Selasa, 29 Desember 2015

Tambo Dan Sejarah Nagari Tanjung Balik X Koto Diatas Kab. Solok

TAMBO NAGARI TANJUNG BALIT 

tambo sejarah tanjung balit



SAKAPUA SIRIAH

Carano Kanso dari Balai. Bak Suto Jelo Bajelo.
Duduak Basamo Jo nan Pandai. Kok Salah Sapo Manyapo.

Kalilawa di Pulau Rambang. Anak Ruso Mati Tadabiah.
Kok Gawa Mintak Ditimbang. kok Doso Ampun nan Labiah.

Tidak mudah untuk membicarakan sejarah Nagari pada saat generasi sebagai penerus atau masyarakat Nagari nyaris tidak lagi membutuhkannya, akan tetapi bagi orang yang sangat mencintai Nagarinya orang itu dengan susah payah pasti dia ingin mengetahui tentang asal usul Nagarinya dan asal usul Nenek Moyangnya.
Selama ini semenjak bertahun-tahun lalu jauh sebelum penjajahan Nenek Moyang orang Tanjung Balik telah bersusah payah untuk menjadikan Tanjung Balik demi anakanak cucu nya dikemudian hari, dari Taratak menjadi Dusun(Kampung) dari Dusun(Kampung) menjadi Koto dari Koto baru menjadi Nagari, kita tidak tahu enta bagaimana usaha nenek moyang kita semasa itu. man yang serba modern dan canggih sehingga generasi muda kurang berminat untuk mempelajari dan mengetahui seluk beluk Nagari serta adat istiadat yang berlaku di Nagari, atau mungkinkah orang tua kita yang telah lalai dan lupa untuk mewariskan kepada mereka ???????.
Justru itulah hati kecil saya terpanggil untuk menulis Sejarah Nagari ini kedalam bentuk sebuah buku, walaupun dalam buku ini tidak sempurna dan saya sangat menyadari atas segala kekurangan saya, tapi inilah yang dapat saya sumbangkan untuk generasi penerus, yang tujuannya adalah supaya anak-anak cucu dikemudian hari tidak terlalu kehilangan jejak terutama tentang Sejarah Nagari dan adat istiadat Nagari kita ini, Sejarah Nagari Tanjung Balik ini sesuai dengan yang saya perdapat dari orang tua saya yang selama ini tersimpan dan ditambah saya perdapat dari beberapa sumber yang ikut membantu terciptanya Sejarah nagari ini, namun demikian saya yakin dan percaya bahwa isi buku ini kurang berkenan dihati pembaca,tapi itulah warih yang saya jawek pusako yang saya terima.
Sekiranya dalam pembuatan buku ini ada yang salah ketik atau terkurang dan terlebih hurufnya ataupun bahasanya yang kurang tepat saya mohon maaf kepada pembaca dan saya mohon supaya para pembaca bisa memperbaiki tujuan kata-kata yang salah itu, karena saya adalah seorang manusia biasa yang tidak luput dari kesalahan dan kekilafan.

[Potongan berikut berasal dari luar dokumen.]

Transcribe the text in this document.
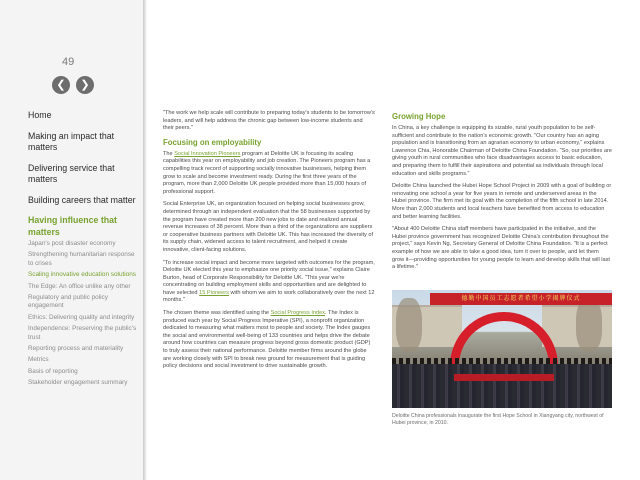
49
❮	❯
Home
Making an impact that matters
Delivering service that matters
Building careers that matter
Having influence that matters
Japan's post disaster economy
Strengthening humanitarian response to crises
Scaling innovative education solutions
The Edge: An office unlike any other
Regulatory and public policy engagement
Ethics: Delivering quality and integrity
Independence: Preserving the public's trust
Reporting process and materiality
Metrics
Basis of reporting
Stakeholder engagement summary

"The work we help scale will contribute to preparing today's students to be tomorrow's leaders, and will help address the chronic gap between low-income students and their peers."

Focusing on employability

The Social Innovation Pioneers program at Deloitte UK is focusing its scaling capabilities this year on employability and job creation. The Pioneers program has a compelling track record of supporting socially innovative businesses, helping them grow to scale and become investment ready. During the first three years of the program, more than 2,000 Deloitte UK people provided more than 15,000 hours of professional support.

Social Enterprise UK, an organization focused on helping social businesses grow, determined through an independent evaluation that the 58 businesses supported by the program have created more than 200 new jobs to date and realized annual revenue increases of 38 percent. More than a third of the organizations are suppliers or cooperative business partners with Deloitte UK. This has increased the diversity of its supply chain, widened access to talent recruitment, and helped it create innovative, client-facing solutions.

"To increase social impact and become more targeted with outcomes for the program, Deloitte UK elected this year to emphasize one priority social issue," explains Claire Burton, head of Corporate Responsibility for Deloitte UK. "This year we're concentrating on building employment skills and opportunities and are delighted to have selected 15 Pioneers with whom we aim to work collaboratively over the next 12 months."

The chosen theme was identified using the Social Progress Index. The Index is produced each year by Social Progress Imperative (SPI), a nonprofit organization dedicated to measuring what matters most to people and society. The Index gauges the social and environmental well-being of 133 countries and helps drive the debate around how countries can measure progress beyond gross domestic product (GDP) to truly assess their national performance. Deloitte member firms around the globe are working closely with SPI to break new ground for measurement that is guiding policy decisions and social investment to drive sustainable growth.

Growing Hope

In China, a key challenge is equipping its sizable, rural youth population to be self-sufficient and contribute to the nation's economic growth. "Our country has an aging population and is transitioning from an agrarian economy to urban economy," explains Lawrence Chia, Honorable Chairman of Deloitte China Foundation. "So, our priorities are giving youth in rural communities who face disadvantages access to basic education, and preparing them to fulfill their aspirations and potential as individuals through local education and skills programs."

Deloitte China launched the Hubei Hope School Project in 2009 with a goal of building or renovating one school a year for five years in remote and underserved areas in the Hubei province. The firm met its goal with the completion of the fifth school in late 2014. More than 2,000 students and local teachers have benefited from access to education and better learning facilities.

"About 400 Deloitte China staff members have participated in the initiative, and the Hubei province government has recognized Deloitte China's contribution throughout the project," says Kevin Ng, Secretary General of Deloitte China Foundation. "It is a perfect example of how we are able to take a good idea, turn it over to people, and let them grow it—providing opportunities for young people to learn and develop skills that will last a lifetime."

德勤中国员工志愿者希望小学揭牌仪式
Deloitte China professionals inaugurate the first Hope School in Xiangyang city, northwest of Hubei province, in 2010.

Pucuak Sitapo aka Jumbai. Batang Limpato dipatahkan.
Bukannyo Sayo Cadiak Pandai.Pusako kato nan ditulihkan.

Dari awa sampai ka akia. Khilaf jo gawa sifat kito.
Nak jan binaso papan dek ukia. Barilah maaf badan ambo.

Bukan tambilang manggulampai. Tambilang panggali pakubura.
Bukan mambilang tando pandai. Dek amanah warih bataruihkan

Bukik Tinggi Tanah Rang Kurai. Lubuak Basuang dengan Pasaman.
Sungguah banyak siriah dibalai. Sado iko didalam pasambahan


Wassalam
Penulis
Zaitun nahar


SEJARAH DAN PERKEMBANGAN
NAGARI TANJUNG BALIK
tambo dan sejarah tanjung balik
Batu sandaran rajo
tambo dan sejarah nagari tanjung balit
Makam Inyiak Susu Tungga


KEDATANGAN NINIAK MOYANG

Semasa dahulu pada zaman Kerajaan Bungo Setangkai dikala Datuak Katumanggungan memerintahkan untuk membuat kubu pertahanan sebelah timur, menurut penulis Zaitun Nahar Pakiah Sati Suku Bendang, datanglah suatu rombongan kecil yang jumlahnya tidak beberapa orang, menurut warih nan bajawek kato nan batarimo jumlah rombongan tersebut berjumlah 16 ( enam belas )orang laki-laki dan perempuan yang turun dari Pariangan Padang Panjang menuju Padang Sumawang. Setelah menempati Padang Sumawang beberapa lama maka teruslah rombangan tersebut berjalan hingga sampailah mereka disebuah tempat (berapa lama niniak moyang itu berjalan tidak disebutkan) yang selanjutnya mereka menamai tempat itu  Kampung Timbarau, karena didaerah tersebut banyak ditumbuhi batang timbarau, dan ditengah perjalanan dari Padang Sumawang  banyak yang mereka temui beberapa keanehan alam, seperti jalan (tempat lalu) yang berbelit-belit dan air yang sangat sulit alirannya dan lain-lain keajaiban alam.
Rombongan pertama yang datang tersebut terdiri dari empat niniak, yang menurut sejarah yang diperdapat rombongan pertama itu datang pada abad ke lima masehi sekitar tahun 431 Masehi, awal pertama yang mereka kerjakan adalah meninjau daerah apakah bisa untuk dijadikan pemukiman meninjau yang patut dijadikan sawah dan yang akan dijadikan ladang, pada waktu itu niniak moyang kita belum lagi ber-agama islam melainkan ber-agama Hindu/Budha, karena agama islam masuk ke Minangkabau secara bergelombang mulai dari abad ke 7 sampai abad ke 17, namun mereka sudah taat pada aturan adat, karena adat Minangkabau sudah tersusun rapi semenjak abad ke 3 masehi. 
Selanjutnya mereka membuat “tajak jo tambilang”  barulah nagari dicacak kampuang dihuni, Nagari mulai dicacak di Tanjung sebelah mudiak tepatnya di Payoboda sekarang, dan pada waktu itu Payau Bana. Sedangkan sumua mulai digali dilereng Tanjung sebelah hilia yaitu di Kolam Duo sekarang, Medan (Kampuang) mulai dihuni yaitu di Kampuang Timbarau  disanalah tempat bermusyawarah dan memecahkan permasalahan-permasalahan, dan tempat bermusyawarah itu diparit/dipaga dengan batu-batu alam  yang sampai akirnya batu-batu itu berjumlah 25 (dua puluh lima) buah, 24 (dua puluh empat) untuk sandaran penghulu 1 (satu) buah batu sandaran Rajo.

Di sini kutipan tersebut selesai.